The Hanged Man of Saint-Pholien

Why was Georges Simenon so great? Is it because he knew 140 pages were enough for a story?

Simenon zips along, creates suspense, and doesn’t begin to tell you what it’s all about until the last twenty pages. It isn’t a guessing game. There’s no twist. He’s simply telling you a story.

Penguin are bringing out a new Maigret translation every month this year. I read The Hanged Man of St Pholien last weekend. You could say “this story is about a man who can’t let go and starts to ruin the lives of his friends who could.” But you don’t need to. While there may be that idea in there at the end, it doesn’t need to be brought out. There’s no effort to be literary and “uncover a story of universal value.” All the effort is right where it should be: in the story itself, and in the pacing.

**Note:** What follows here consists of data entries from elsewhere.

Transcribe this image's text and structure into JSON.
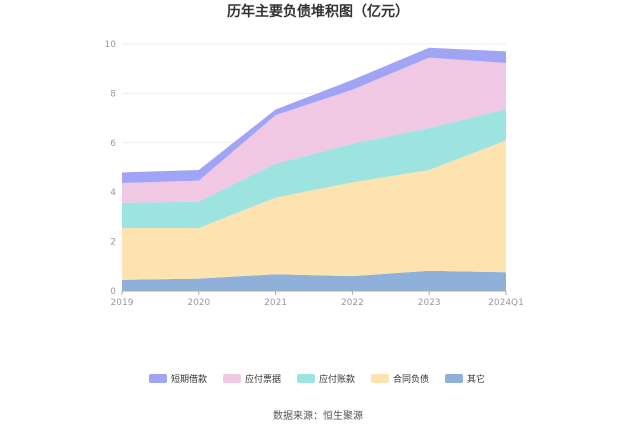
{
  "chart_data": {
    "type": "area",
    "stacked": true,
    "title": "历年主要负债堆积图（亿元）",
    "xlabel": "",
    "ylabel": "",
    "categories": [
      "2019",
      "2020",
      "2021",
      "2022",
      "2023",
      "2024Q1"
    ],
    "ylim": [
      0,
      10
    ],
    "yticks": [
      0,
      2,
      4,
      6,
      8,
      10
    ],
    "grid": true,
    "legend_position": "bottom",
    "series": [
      {
        "name": "其它",
        "color": "#8fb0d8",
        "values": [
          0.45,
          0.5,
          0.68,
          0.6,
          0.82,
          0.76
        ]
      },
      {
        "name": "合同负债",
        "color": "#fde3b0",
        "values": [
          2.1,
          2.05,
          3.1,
          3.8,
          4.08,
          5.34
        ]
      },
      {
        "name": "应付账款",
        "color": "#9de3e0",
        "values": [
          1.02,
          1.07,
          1.37,
          1.56,
          1.7,
          1.26
        ]
      },
      {
        "name": "应付票据",
        "color": "#f0c8e3",
        "values": [
          0.8,
          0.85,
          1.97,
          2.19,
          2.85,
          1.87
        ]
      },
      {
        "name": "短期借款",
        "color": "#a0a4f5",
        "values": [
          0.43,
          0.43,
          0.23,
          0.4,
          0.4,
          0.47
        ]
      }
    ],
    "legend_order": [
      "短期借款",
      "应付票据",
      "应付账款",
      "合同负债",
      "其它"
    ]
  },
  "source_text": "数据来源：恒生聚源"
}
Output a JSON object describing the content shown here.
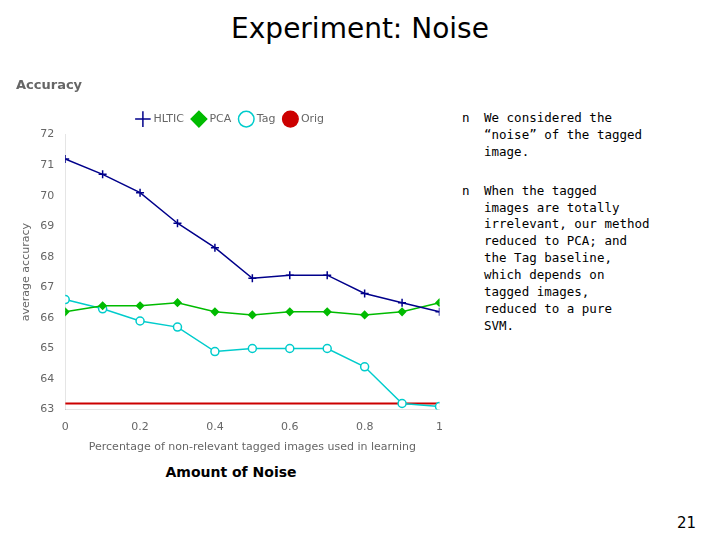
{
  "chart_data": {
    "type": "line",
    "title": "Experiment: Noise",
    "subtitle": "Accuracy",
    "xlabel": "Percentage of non-relevant tagged images used in learning",
    "ylabel": "average accuracy",
    "annotations": [
      "Amount of Noise",
      "n",
      "We considered the\n“noise” of the tagged\nimage.",
      "n",
      "When the tagged\nimages are totally\nirrelevant, our method\nreduced to PCA; and\nthe Tag baseline,\nwhich depends on\ntagged images,\nreduced to a pure\nSVM.",
      "21"
    ],
    "x": [
      0,
      0.1,
      0.2,
      0.3,
      0.4,
      0.5,
      0.6,
      0.7,
      0.8,
      0.9,
      1.0
    ],
    "series": [
      {
        "name": "HLTIC",
        "color": "#00008B",
        "marker": "plus",
        "values": [
          71.2,
          70.7,
          70.1,
          69.1,
          68.3,
          67.3,
          67.4,
          67.4,
          66.8,
          66.5,
          66.2
        ]
      },
      {
        "name": "PCA",
        "color": "#00BB00",
        "marker": "diamond",
        "values": [
          66.2,
          66.4,
          66.4,
          66.5,
          66.2,
          66.1,
          66.2,
          66.2,
          66.1,
          66.2,
          66.5
        ]
      },
      {
        "name": "Tag",
        "color": "#00CCCC",
        "marker": "circle",
        "values": [
          66.6,
          66.3,
          65.9,
          65.7,
          64.9,
          65.0,
          65.0,
          65.0,
          64.4,
          63.2,
          63.1
        ]
      },
      {
        "name": "Orig",
        "color": "#CC0000",
        "marker": "none",
        "values": [
          63.2,
          63.2,
          63.2,
          63.2,
          63.2,
          63.2,
          63.2,
          63.2,
          63.2,
          63.2,
          63.2
        ]
      }
    ],
    "xlim": [
      0,
      1
    ],
    "ylim": [
      63,
      72
    ],
    "xticks": [
      0,
      0.2,
      0.4,
      0.6,
      0.8,
      1
    ],
    "yticks": [
      63,
      64,
      65,
      66,
      67,
      68,
      69,
      70,
      71,
      72
    ],
    "grid": false,
    "legend": "top"
  }
}
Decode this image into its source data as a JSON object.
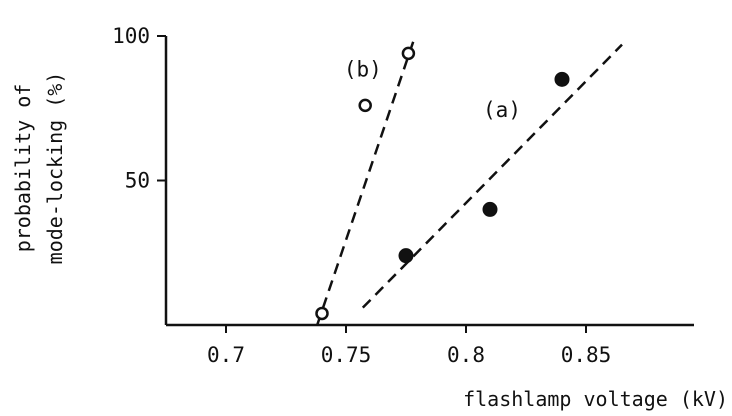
{
  "chart_data": {
    "type": "scatter",
    "title": "",
    "xlabel": "flashlamp voltage (kV)",
    "ylabel_lines": [
      "probability of",
      "mode-locking (%)"
    ],
    "xlim": [
      0.675,
      0.895
    ],
    "ylim": [
      0,
      100
    ],
    "x_ticks": [
      {
        "value": 0.7,
        "label": "0.7"
      },
      {
        "value": 0.75,
        "label": "0.75"
      },
      {
        "value": 0.8,
        "label": "0.8"
      },
      {
        "value": 0.85,
        "label": "0.85"
      }
    ],
    "y_ticks": [
      {
        "value": 50,
        "label": "50"
      },
      {
        "value": 100,
        "label": "100"
      }
    ],
    "grid": false,
    "legend": "none",
    "series": [
      {
        "name": "(a)",
        "marker": "filled-circle",
        "points": [
          [
            0.775,
            24
          ],
          [
            0.81,
            40
          ],
          [
            0.84,
            85
          ]
        ],
        "fit_line": [
          [
            0.757,
            6
          ],
          [
            0.865,
            97
          ]
        ]
      },
      {
        "name": "(b)",
        "marker": "open-circle",
        "points": [
          [
            0.74,
            4
          ],
          [
            0.758,
            76
          ],
          [
            0.776,
            94
          ]
        ],
        "fit_line": [
          [
            0.738,
            0
          ],
          [
            0.778,
            98
          ]
        ]
      }
    ]
  }
}
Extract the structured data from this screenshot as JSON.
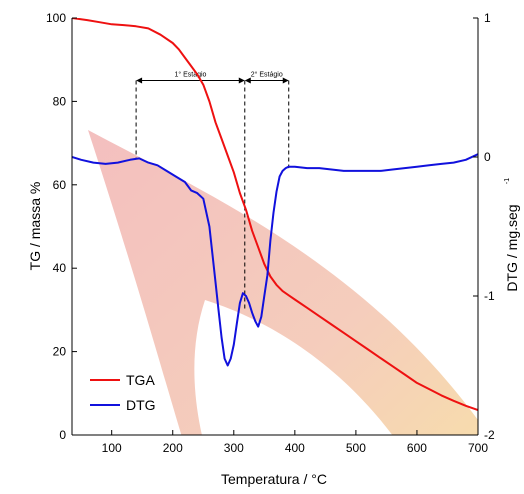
{
  "chart_data": {
    "type": "line",
    "xlabel": "Temperatura / °C",
    "ylabel_left": "TG / massa %",
    "ylabel_right_main": "DTG / mg.seg",
    "ylabel_right_exp": "-1",
    "xlim": [
      35,
      700
    ],
    "ylim_left": [
      0,
      100
    ],
    "ylim_right": [
      -2,
      1
    ],
    "xticks": [
      "100",
      "200",
      "300",
      "400",
      "500",
      "600",
      "700"
    ],
    "yticks_left": [
      "0",
      "20",
      "40",
      "60",
      "80",
      "100"
    ],
    "yticks_right": [
      "-2",
      "-1",
      "0",
      "1"
    ],
    "legend_position": "bottom-left",
    "colors": {
      "tga": "#ee1111",
      "dtg": "#1111dd"
    },
    "series": [
      {
        "name": "TGA",
        "axis": "left",
        "x": [
          35,
          60,
          80,
          100,
          120,
          140,
          160,
          180,
          200,
          210,
          220,
          230,
          240,
          250,
          260,
          270,
          280,
          290,
          300,
          310,
          320,
          330,
          340,
          350,
          360,
          370,
          380,
          390,
          400,
          420,
          440,
          460,
          480,
          500,
          520,
          540,
          560,
          580,
          600,
          620,
          640,
          660,
          680,
          700
        ],
        "y": [
          100,
          99.5,
          99,
          98.5,
          98.3,
          98,
          97.5,
          96,
          94,
          92.5,
          90.5,
          88.5,
          86.5,
          84,
          80,
          75,
          71,
          67,
          63,
          58,
          54,
          49,
          45,
          41,
          38,
          36,
          34.5,
          33.5,
          32.5,
          30.5,
          28.5,
          26.5,
          24.5,
          22.5,
          20.5,
          18.5,
          16.5,
          14.5,
          12.5,
          11,
          9.5,
          8.2,
          7,
          6
        ]
      },
      {
        "name": "DTG",
        "axis": "right",
        "x": [
          35,
          50,
          70,
          90,
          110,
          130,
          145,
          160,
          175,
          190,
          205,
          220,
          230,
          240,
          250,
          260,
          270,
          275,
          280,
          285,
          290,
          295,
          300,
          305,
          310,
          315,
          320,
          325,
          330,
          335,
          340,
          345,
          350,
          355,
          360,
          365,
          370,
          375,
          380,
          385,
          390,
          400,
          420,
          440,
          460,
          480,
          500,
          520,
          540,
          560,
          580,
          600,
          620,
          640,
          660,
          680,
          700
        ],
        "y": [
          0.0,
          -0.02,
          -0.04,
          -0.05,
          -0.04,
          -0.02,
          -0.01,
          -0.04,
          -0.06,
          -0.1,
          -0.14,
          -0.18,
          -0.24,
          -0.26,
          -0.3,
          -0.5,
          -0.9,
          -1.1,
          -1.3,
          -1.45,
          -1.5,
          -1.45,
          -1.35,
          -1.2,
          -1.05,
          -0.98,
          -1.0,
          -1.05,
          -1.12,
          -1.18,
          -1.22,
          -1.15,
          -1.0,
          -0.85,
          -0.6,
          -0.4,
          -0.25,
          -0.14,
          -0.1,
          -0.08,
          -0.07,
          -0.07,
          -0.08,
          -0.08,
          -0.09,
          -0.1,
          -0.1,
          -0.1,
          -0.1,
          -0.09,
          -0.08,
          -0.07,
          -0.06,
          -0.05,
          -0.04,
          -0.02,
          0.02
        ]
      }
    ],
    "stages": [
      {
        "label": "1° Estágio",
        "x_start": 140,
        "x_end": 318
      },
      {
        "label": "2° Estágio",
        "x_start": 318,
        "x_end": 390
      }
    ]
  }
}
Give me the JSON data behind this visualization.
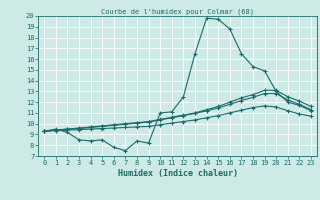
{
  "title": "Courbe de l'humidex pour Colmar (68)",
  "xlabel": "Humidex (Indice chaleur)",
  "bg_color": "#ceeae7",
  "line_color": "#1a6b6b",
  "grid_color": "#ffffff",
  "xlim": [
    -0.5,
    23.5
  ],
  "ylim": [
    7,
    20
  ],
  "xticks": [
    0,
    1,
    2,
    3,
    4,
    5,
    6,
    7,
    8,
    9,
    10,
    11,
    12,
    13,
    14,
    15,
    16,
    17,
    18,
    19,
    20,
    21,
    22,
    23
  ],
  "yticks": [
    7,
    8,
    9,
    10,
    11,
    12,
    13,
    14,
    15,
    16,
    17,
    18,
    19,
    20
  ],
  "series": [
    {
      "x": [
        0,
        1,
        2,
        3,
        4,
        5,
        6,
        7,
        8,
        9,
        10,
        11,
        12,
        13,
        14,
        15,
        16,
        17,
        18,
        19,
        20,
        21,
        22,
        23
      ],
      "y": [
        9.3,
        9.5,
        9.2,
        8.5,
        8.4,
        8.5,
        7.8,
        7.5,
        8.4,
        8.2,
        11.0,
        11.1,
        12.5,
        16.5,
        19.8,
        19.7,
        18.8,
        16.5,
        15.3,
        14.9,
        13.0,
        12.0,
        11.7,
        11.2
      ]
    },
    {
      "x": [
        0,
        1,
        2,
        3,
        4,
        5,
        6,
        7,
        8,
        9,
        10,
        11,
        12,
        13,
        14,
        15,
        16,
        17,
        18,
        19,
        20,
        21,
        22,
        23
      ],
      "y": [
        9.3,
        9.4,
        9.5,
        9.6,
        9.7,
        9.8,
        9.9,
        10.0,
        10.1,
        10.2,
        10.4,
        10.6,
        10.8,
        11.0,
        11.3,
        11.6,
        12.0,
        12.4,
        12.7,
        13.1,
        13.1,
        12.5,
        12.1,
        11.6
      ]
    },
    {
      "x": [
        0,
        1,
        2,
        3,
        4,
        5,
        6,
        7,
        8,
        9,
        10,
        11,
        12,
        13,
        14,
        15,
        16,
        17,
        18,
        19,
        20,
        21,
        22,
        23
      ],
      "y": [
        9.3,
        9.4,
        9.5,
        9.55,
        9.65,
        9.75,
        9.85,
        9.95,
        10.05,
        10.15,
        10.35,
        10.55,
        10.75,
        10.95,
        11.2,
        11.45,
        11.8,
        12.15,
        12.45,
        12.8,
        12.8,
        12.2,
        11.8,
        11.3
      ]
    },
    {
      "x": [
        0,
        1,
        2,
        3,
        4,
        5,
        6,
        7,
        8,
        9,
        10,
        11,
        12,
        13,
        14,
        15,
        16,
        17,
        18,
        19,
        20,
        21,
        22,
        23
      ],
      "y": [
        9.3,
        9.35,
        9.4,
        9.45,
        9.5,
        9.55,
        9.6,
        9.65,
        9.7,
        9.75,
        9.9,
        10.05,
        10.2,
        10.35,
        10.55,
        10.75,
        11.0,
        11.25,
        11.5,
        11.65,
        11.55,
        11.2,
        10.9,
        10.7
      ]
    }
  ]
}
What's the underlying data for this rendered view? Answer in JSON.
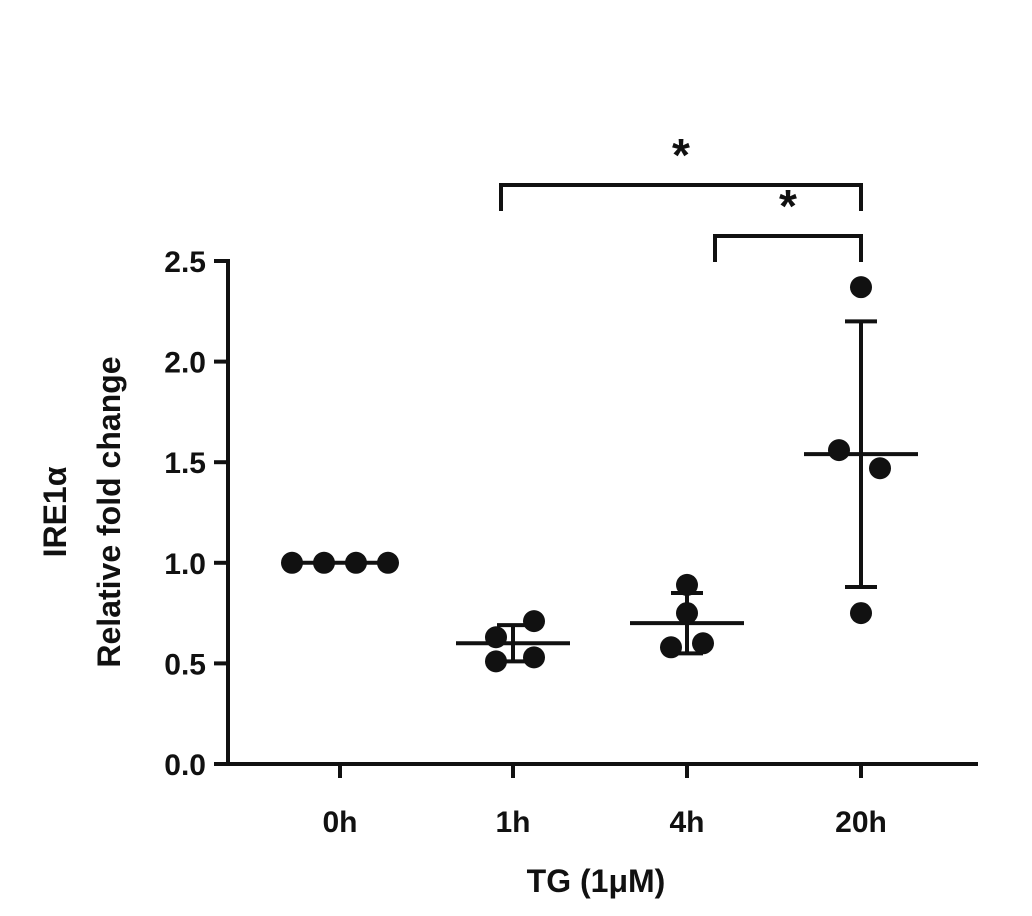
{
  "chart_data": {
    "type": "scatter",
    "xlabel": "TG (1μM)",
    "ylabel_line1": "IRE1α",
    "ylabel_line2": "Relative fold change",
    "ylim": [
      0,
      2.5
    ],
    "y_ticks": [
      "0.0",
      "0.5",
      "1.0",
      "1.5",
      "2.0",
      "2.5"
    ],
    "y_tick_values": [
      0,
      0.5,
      1.0,
      1.5,
      2.0,
      2.5
    ],
    "categories": [
      "0h",
      "1h",
      "4h",
      "20h"
    ],
    "groups": [
      {
        "category": "0h",
        "points": [
          1.0,
          1.0,
          1.0,
          1.0
        ],
        "mean": 1.0,
        "sd_low": 1.0,
        "sd_high": 1.0
      },
      {
        "category": "1h",
        "points": [
          0.63,
          0.51,
          0.71,
          0.53
        ],
        "mean": 0.6,
        "sd_low": 0.51,
        "sd_high": 0.69
      },
      {
        "category": "4h",
        "points": [
          0.89,
          0.75,
          0.58,
          0.6
        ],
        "mean": 0.7,
        "sd_low": 0.55,
        "sd_high": 0.85
      },
      {
        "category": "20h",
        "points": [
          2.37,
          1.56,
          1.47,
          0.75
        ],
        "mean": 1.54,
        "sd_low": 0.88,
        "sd_high": 2.2
      }
    ],
    "comparisons": [
      {
        "from": "1h",
        "to": "20h",
        "label": "*"
      },
      {
        "from": "4h",
        "to": "20h",
        "label": "*"
      }
    ],
    "grid": false,
    "colors": {
      "points": "#111111",
      "axis": "#111111"
    }
  }
}
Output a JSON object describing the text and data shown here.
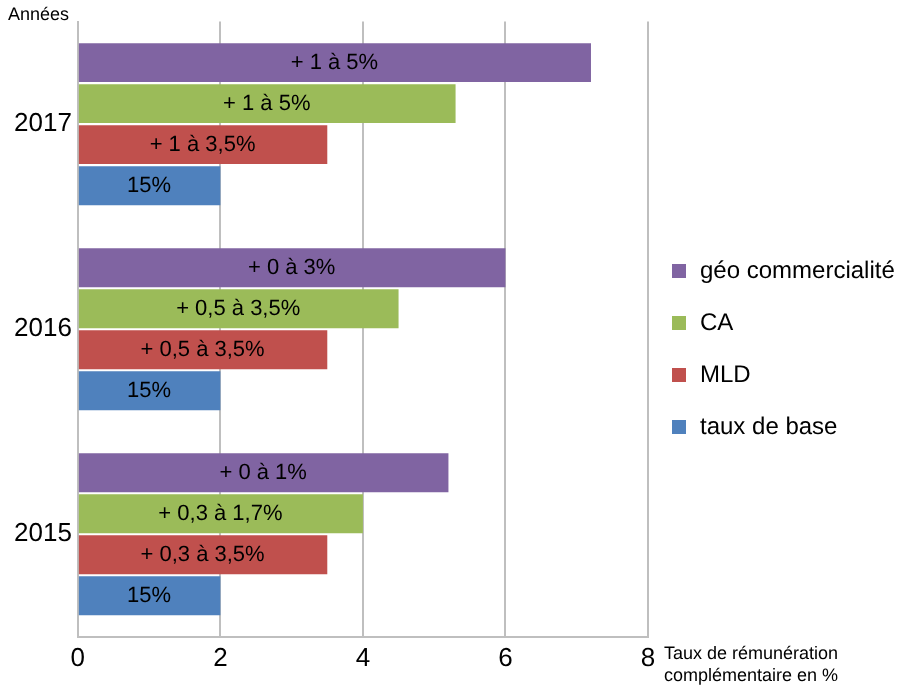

Simenon wrote the book in 1930, and there’s some pleasure in noticing that it might say something about a man that he drives his own car (as opposed to a chauffeur doing it for him); some pleasure in hearing that the Rue de Lappe, which is near the Bastille and now full of tourist bars, was lined with squalid housing and accordion-band dance halls, an area “frequented by drifters, immigrants, tarts and the chronically unemployed;” and some pleasure in knowing that back then, if you went into a large brasserie teeming with people you could expect “the tireless efforts of a Viennese orchestra” along with the clinking of beer mugs. Back then in crowded cafés people played cards and the three billiard tables were always in use.

This is also a world where a man smoking a meerschaum pipe is “a symbol of peace and joie de vivre.” A world it’s enjoyable to enter.